RRI.CO.ID, Kendari – Gubernur Sulawesi Tenggara (Sultra), Andi Sumangerukka, menegaskan pentingnya efisiensi anggaran di tengah keterbatasan fiskal daerah, agar seluruh program pemerintah benar-benar berdampak langsung bagi masyarakat.

Hal tersebut disampaikan saat memimpin apel gabungan Aparatur Sipil Negara (ASN) lingkup Pemerintah Provinsi Sultra di Lapangan Kantor Gubernur, Senin 30 Maret 2026.

Dalam arahannya, Gubernur menekankan bahwa seluruh Organisasi Perangkat Daerah (OPD) harus menyusun program secara cermat, tepat sasaran, dan menghindari pemborosan anggaran.

Ia mengingatkan bahwa setiap penggunaan anggaran harus memberikan manfaat nyata bagi masyarakat. “Pengelolaan anggaran harus tepat sasaran, tidak boleh ada pemborosan,” tegasnya.

Menurutnya, efisiensi menjadi langkah strategis dalam menjaga stabilitas ekonomi daerah, sekaligus memastikan anggaran mampu menjadi stimulus bagi pertumbuhan ekonomi dan peningkatan kesejahteraan masyarakat.

Gubernur juga menyoroti masih adanya alokasi anggaran yang belum optimal pada sejumlah OPD. Karena itu, ia meminta seluruh jajaran untuk lebih disiplin, transparan, dan bertanggung jawab dalam pengelolaan keuangan daerah.

Selain itu, kebijakan pembangunan daerah diarahkan untuk menekan angka kemiskinan yang saat ini masih berada di kisaran 10 persen. Program pemerintah diharapkan mampu memberikan intervensi konkret dan tepat sasaran bagi masyarakat.

Di sektor infrastruktur, pembangunan tetap dilaksanakan dengan orientasi pada penguatan ekonomi masyarakat, khususnya melalui peningkatan akses yang dapat mendorong aktivitas ekonomi warga.

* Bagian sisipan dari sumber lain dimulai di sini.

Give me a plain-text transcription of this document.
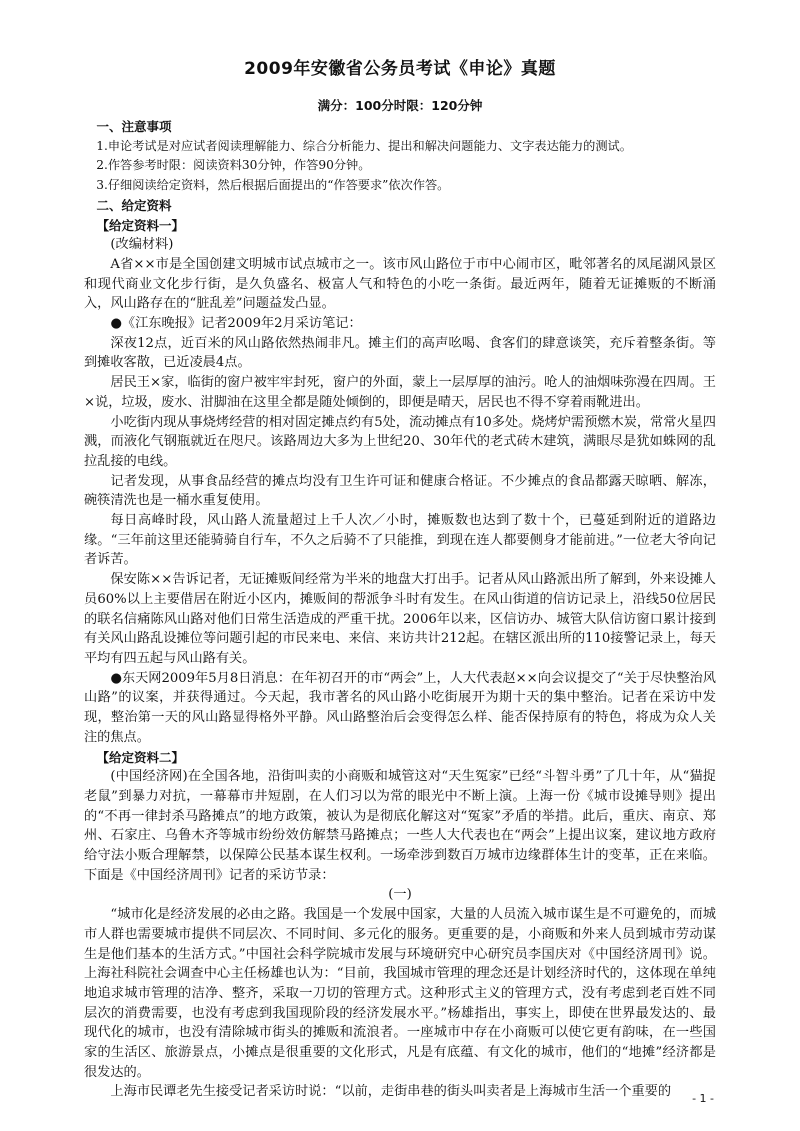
2009年安徽省公务员考试《申论》真题

满分：100分时限：120分钟

一、注意事项

1.申论考试是对应试者阅读理解能力、综合分析能力、提出和解决问题能力、文字表达能力的测试。

2.作答参考时限：阅读资料30分钟，作答90分钟。

3.仔细阅读给定资料，然后根据后面提出的“作答要求”依次作答。

二、给定资料

【给定资料一】

(改编材料)

A省××市是全国创建文明城市试点城市之一。该市风山路位于市中心闹市区，毗邻著名的凤尾湖风景区和现代商业文化步行街，是久负盛名、极富人气和特色的小吃一条街。最近两年，随着无证摊贩的不断涌入，风山路存在的“脏乱差”问题益发凸显。

●《江东晚报》记者2009年2月采访笔记：

深夜12点，近百米的风山路依然热闹非凡。摊主们的高声吆喝、食客们的肆意谈笑，充斥着整条街。等到摊收客散，已近凌晨4点。

居民王×家，临街的窗户被牢牢封死，窗户的外面，蒙上一层厚厚的油污。呛人的油烟味弥漫在四周。王×说，垃圾，废水、泔脚油在这里全都是随处倾倒的，即便是晴天，居民也不得不穿着雨靴进出。

小吃街内现从事烧烤经营的相对固定摊点约有5处，流动摊点有10多处。烧烤炉需预燃木炭，常常火星四溅，而液化气钢瓶就近在咫尺。该路周边大多为上世纪20、30年代的老式砖木建筑，满眼尽是犹如蛛网的乱拉乱接的电线。

记者发现，从事食品经营的摊点均没有卫生许可证和健康合格证。不少摊点的食品都露天晾晒、解冻，碗筷清洗也是一桶水重复使用。

每日高峰时段，风山路人流量超过上千人次／小时，摊贩数也达到了数十个，已蔓延到附近的道路边缘。“三年前这里还能骑骑自行车，不久之后骑不了只能推，到现在连人都要侧身才能前进。”一位老大爷向记者诉苦。

保安陈××告诉记者，无证摊贩间经常为半米的地盘大打出手。记者从风山路派出所了解到，外来设摊人员60%以上主要借居在附近小区内，摊贩间的帮派争斗时有发生。在风山街道的信访记录上，沿线50位居民的联名信痛陈风山路对他们日常生活造成的严重干扰。2006年以来，区信访办、城管大队信访窗口累计接到有关风山路乱设摊位等问题引起的市民来电、来信、来访共计212起。在辖区派出所的110接警记录上，每天平均有四五起与风山路有关。

●东天网2009年5月8日消息：在年初召开的市“两会”上，人大代表赵××向会议提交了“关于尽快整治风山路”的议案，并获得通过。今天起，我市著名的风山路小吃街展开为期十天的集中整治。记者在采访中发现，整治第一天的风山路显得格外平静。风山路整治后会变得怎么样、能否保持原有的特色，将成为众人关注的焦点。

【给定资料二】

(中国经济网)在全国各地，沿街叫卖的小商贩和城管这对“天生冤家”已经“斗智斗勇”了几十年，从“猫捉老鼠”到暴力对抗，一幕幕市井短剧，在人们习以为常的眼光中不断上演。上海一份《城市设摊导则》提出的“不再一律封杀马路摊点”的地方政策，被认为是彻底化解这对“冤家”矛盾的举措。此后，重庆、南京、郑州、石家庄、乌鲁木齐等城市纷纷效仿解禁马路摊点；一些人大代表也在“两会”上提出议案，建议地方政府给守法小贩合理解禁，以保障公民基本谋生权利。一场牵涉到数百万城市边缘群体生计的变革，正在来临。下面是《中国经济周刊》记者的采访节录：

(一)

“城市化是经济发展的必由之路。我国是一个发展中国家，大量的人员流入城市谋生是不可避免的，而城市人群也需要城市提供不同层次、不同时间、多元化的服务。更重要的是，小商贩和外来人员到城市劳动谋生是他们基本的生活方式。”中国社会科学院城市发展与环境研究中心研究员李国庆对《中国经济周刊》说。上海社科院社会调查中心主任杨雄也认为：“目前，我国城市管理的理念还是计划经济时代的，这体现在单纯地追求城市管理的洁净、整齐，采取一刀切的管理方式。这种形式主义的管理方式，没有考虑到老百姓不同层次的消费需要，也没有考虑到我国现阶段的经济发展水平。”杨雄指出，事实上，即使在世界最发达的、最现代化的城市，也没有清除城市街头的摊贩和流浪者。一座城市中存在小商贩可以使它更有韵味，在一些国家的生活区、旅游景点，小摊点是很重要的文化形式，凡是有底蕴、有文化的城市，他们的“地摊”经济都是很发达的。

上海市民谭老先生接受记者采访时说：“以前，走街串巷的街头叫卖者是上海城市生活一个重要的	- 1 -
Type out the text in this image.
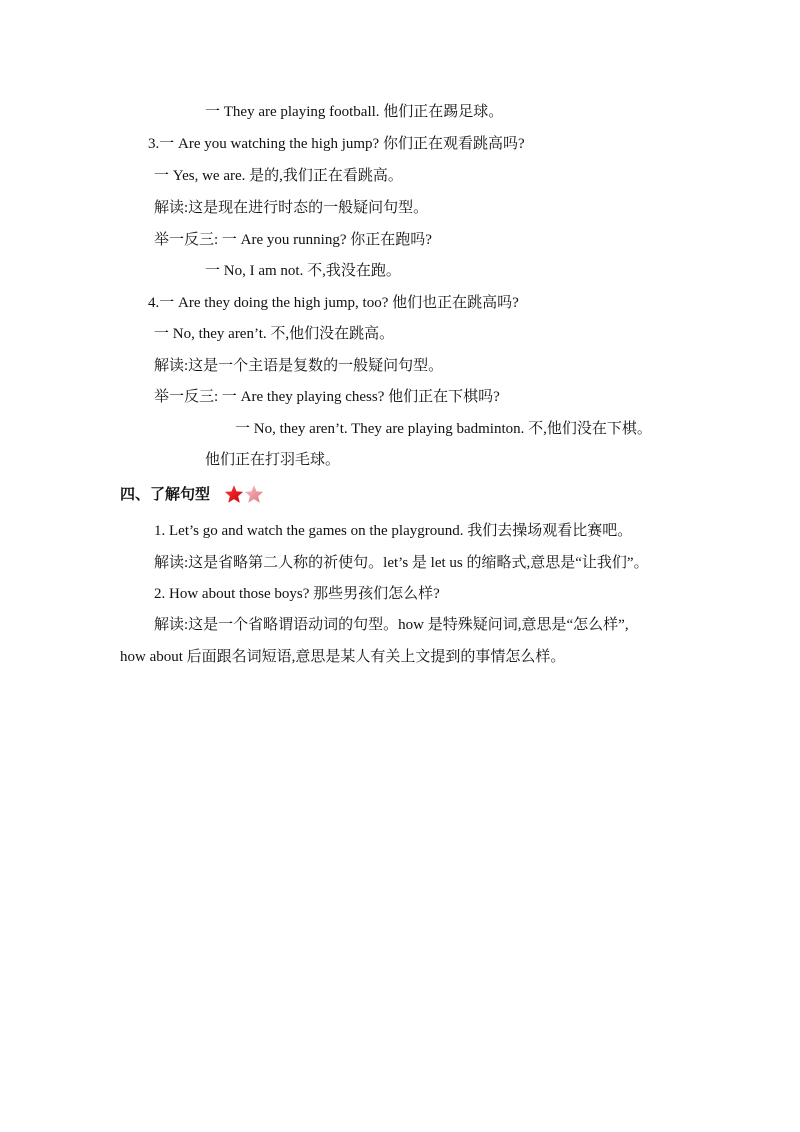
一 They are playing football. 他们正在踢足球。
3.一 Are you watching the high jump? 你们正在观看跳高吗?
一 Yes, we are. 是的,我们正在看跳高。
解读:这是现在进行时态的一般疑问句型。
举一反三: 一 Are you running? 你正在跑吗?
一 No, I am not. 不,我没在跑。
4.一 Are they doing the high jump, too? 他们也正在跳高吗?
一 No, they aren’t. 不,他们没在跳高。
解读:这是一个主语是复数的一般疑问句型。
举一反三: 一 Are they playing chess? 他们正在下棋吗?
一 No, they aren’t. They are playing badminton. 不,他们没在下棋。
他们正在打羽毛球。
四、了解句型
1. Let’s go and watch the games on the playground. 我们去操场观看比赛吧。
解读:这是省略第二人称的祈使句。let’s 是 let us 的缩略式,意思是“让我们”。
2. How about those boys? 那些男孩们怎么样?
解读:这是一个省略谓语动词的句型。how 是特殊疑问词,意思是“怎么样”,
how about 后面跟名词短语,意思是某人有关上文提到的事情怎么样。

Sementara pada sektor pendidikan dan kesehatan, pemerintah menegaskan komitmennya untuk memastikan layanan yang merata dan tidak membebani masyarakat. Pengelolaan anggaran, termasuk dana pendidikan dan jaminan kesehatan, harus dilakukan secara transparan dan tepat guna.

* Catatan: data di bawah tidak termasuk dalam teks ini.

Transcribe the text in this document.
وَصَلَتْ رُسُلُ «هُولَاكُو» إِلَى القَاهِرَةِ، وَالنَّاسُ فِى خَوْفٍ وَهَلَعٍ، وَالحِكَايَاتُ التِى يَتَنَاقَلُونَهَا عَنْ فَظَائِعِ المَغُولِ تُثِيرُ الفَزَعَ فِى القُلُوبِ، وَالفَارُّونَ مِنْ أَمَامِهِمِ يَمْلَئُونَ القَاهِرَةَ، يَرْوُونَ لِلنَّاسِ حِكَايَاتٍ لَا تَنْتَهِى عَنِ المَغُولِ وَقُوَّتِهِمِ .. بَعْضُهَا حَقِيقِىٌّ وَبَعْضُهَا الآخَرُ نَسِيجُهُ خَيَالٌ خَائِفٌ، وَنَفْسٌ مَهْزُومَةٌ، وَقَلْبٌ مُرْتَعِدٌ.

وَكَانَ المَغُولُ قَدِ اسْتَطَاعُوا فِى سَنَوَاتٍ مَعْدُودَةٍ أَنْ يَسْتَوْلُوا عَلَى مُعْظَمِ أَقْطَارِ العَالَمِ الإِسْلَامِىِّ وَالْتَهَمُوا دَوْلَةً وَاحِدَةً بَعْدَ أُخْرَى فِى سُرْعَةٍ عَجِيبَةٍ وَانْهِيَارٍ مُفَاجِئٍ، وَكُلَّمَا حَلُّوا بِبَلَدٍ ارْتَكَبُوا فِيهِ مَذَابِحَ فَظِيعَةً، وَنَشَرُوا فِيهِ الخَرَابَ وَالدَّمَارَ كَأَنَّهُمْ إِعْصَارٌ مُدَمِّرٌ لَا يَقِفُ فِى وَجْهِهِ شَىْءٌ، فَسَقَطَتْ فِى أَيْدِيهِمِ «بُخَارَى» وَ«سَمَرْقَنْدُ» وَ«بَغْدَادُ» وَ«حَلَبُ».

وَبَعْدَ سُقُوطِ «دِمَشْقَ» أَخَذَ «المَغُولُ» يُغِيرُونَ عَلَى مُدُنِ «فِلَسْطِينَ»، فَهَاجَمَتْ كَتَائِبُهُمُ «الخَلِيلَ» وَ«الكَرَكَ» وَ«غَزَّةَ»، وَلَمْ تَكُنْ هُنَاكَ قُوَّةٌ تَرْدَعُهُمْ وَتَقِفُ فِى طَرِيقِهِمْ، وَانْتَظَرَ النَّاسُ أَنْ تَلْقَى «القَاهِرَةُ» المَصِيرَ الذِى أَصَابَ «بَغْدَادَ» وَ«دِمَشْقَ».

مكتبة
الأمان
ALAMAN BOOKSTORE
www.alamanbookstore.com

Gubernur juga menyebutkan bahwa pemerintah daerah terus mendorong efisiensi belanja, termasuk pada perjalanan dinas dan kegiatan penunjang lainnya, agar anggaran dapat difokuskan pada sektor prioritas.

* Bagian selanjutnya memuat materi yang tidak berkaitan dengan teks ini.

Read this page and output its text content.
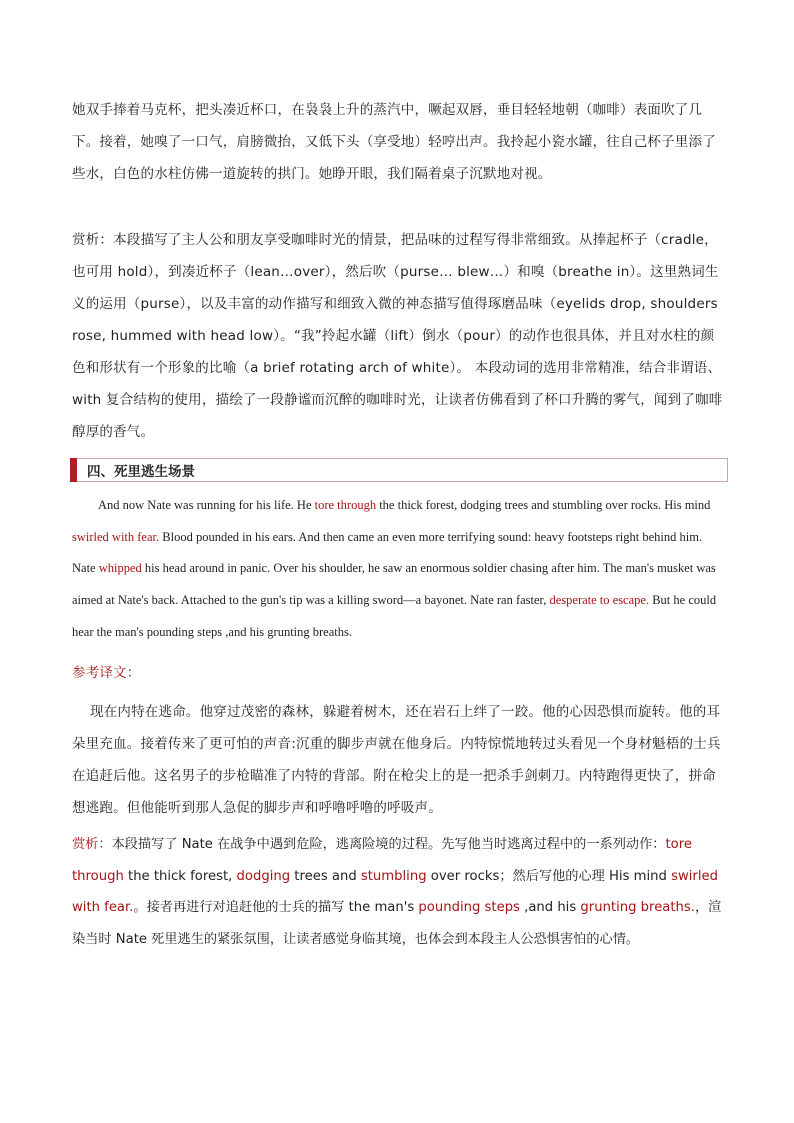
她双手捧着马克杯，把头凑近杯口，在袅袅上升的蒸汽中，噘起双唇，垂目轻轻地朝（咖啡）表面吹了几下。接着，她嗅了一口气，肩膀微抬，又低下头（享受地）轻哼出声。我拎起小瓷水罐，往自己杯子里添了些水，白色的水柱仿佛一道旋转的拱门。她睁开眼，我们隔着桌子沉默地对视。

赏析：本段描写了主人公和朋友享受咖啡时光的情景，把品味的过程写得非常细致。从捧起杯子（cradle，也可用 hold），到凑近杯子（lean…over），然后吹（purse… blew…）和嗅（breathe in）。这里熟词生义的运用（purse），以及丰富的动作描写和细致入微的神态描写值得琢磨品味（eyelids drop, shoulders rose, hummed with head low）。“我”拎起水罐（lift）倒水（pour）的动作也很具体，并且对水柱的颜色和形状有一个形象的比喻（a brief rotating arch of white）。 本段动词的选用非常精准，结合非谓语、with 复合结构的使用，描绘了一段静谧而沉醉的咖啡时光，让读者仿佛看到了杯口升腾的雾气，闻到了咖啡醇厚的香气。

四、死里逃生场景

And now Nate was running for his life. He tore through the thick forest, dodging trees and stumbling over rocks. His mind swirled with fear. Blood pounded in his ears. And then came an even more terrifying sound: heavy footsteps right behind him. Nate whipped his head around in panic. Over his shoulder, he saw an enormous soldier chasing after him. The man's musket was aimed at Nate's back. Attached to the gun's tip was a killing sword—a bayonet. Nate ran faster, desperate to escape. But he could hear the man's pounding steps ,and his grunting breaths.

参考译文：

现在内特在逃命。他穿过茂密的森林，躲避着树木，还在岩石上绊了一跤。他的心因恐惧而旋转。他的耳朵里充血。接着传来了更可怕的声音:沉重的脚步声就在他身后。内特惊慌地转过头看见一个身材魁梧的士兵在追赶后他。这名男子的步枪瞄准了内特的背部。附在枪尖上的是一把杀手剑刺刀。内特跑得更快了，拼命想逃跑。但他能听到那人急促的脚步声和呼噜呼噜的呼吸声。

赏析：本段描写了 Nate 在战争中遇到危险，逃离险境的过程。先写他当时逃离过程中的一系列动作：tore through the thick forest, dodging trees and stumbling over rocks；然后写他的心理 His mind swirled with fear.。接者再进行对追赶他的士兵的描写 the man's pounding steps ,and his grunting breaths.，渲染当时 Nate 死里逃生的紧张氛围，让读者感觉身临其境，也体会到本段主人公恐惧害怕的心情。
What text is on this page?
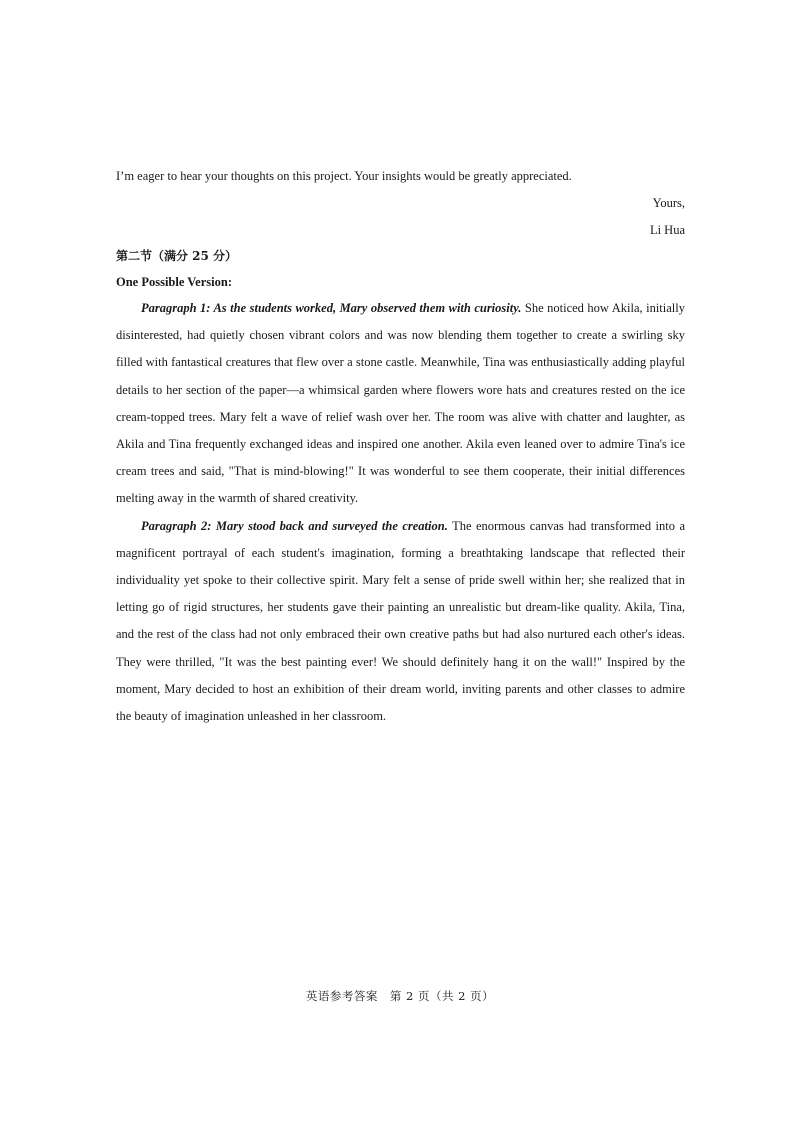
I’m eager to hear your thoughts on this project. Your insights would be greatly appreciated.

Yours,

Li Hua

第二节（满分 25 分）

One Possible Version:

Paragraph 1: As the students worked, Mary observed them with curiosity. She noticed how Akila, initially disinterested, had quietly chosen vibrant colors and was now blending them together to create a swirling sky filled with fantastical creatures that flew over a stone castle. Meanwhile, Tina was enthusiastically adding playful details to her section of the paper—a whimsical garden where flowers wore hats and creatures rested on the ice cream-topped trees. Mary felt a wave of relief wash over her. The room was alive with chatter and laughter, as Akila and Tina frequently exchanged ideas and inspired one another. Akila even leaned over to admire Tina's ice cream trees and said, "That is mind-blowing!" It was wonderful to see them cooperate, their initial differences melting away in the warmth of shared creativity.

Paragraph 2: Mary stood back and surveyed the creation. The enormous canvas had transformed into a magnificent portrayal of each student's imagination, forming a breathtaking landscape that reflected their individuality yet spoke to their collective spirit. Mary felt a sense of pride swell within her; she realized that in letting go of rigid structures, her students gave their painting an unrealistic but dream-like quality. Akila, Tina, and the rest of the class had not only embraced their own creative paths but had also nurtured each other's ideas. They were thrilled, "It was the best painting ever! We should definitely hang it on the wall!" Inspired by the moment, Mary decided to host an exhibition of their dream world, inviting parents and other classes to admire the beauty of imagination unleashed in her classroom.

英语参考答案　第 2 页（共 2 页）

Di akhir arahannya, Gubernur mengingatkan bahwa keberhasilan pembangunan tidak hanya diukur dari perencanaan, tetapi dari sejauh mana program tersebut dapat dirasakan manfaatnya oleh masyarakat. “Program harus berdampak nyata bagi masyarakat,” pungkasnya.

google-preference

Rekomendasi Berita

Berita Terbaru Lainnya

Memuat berita terbaru.....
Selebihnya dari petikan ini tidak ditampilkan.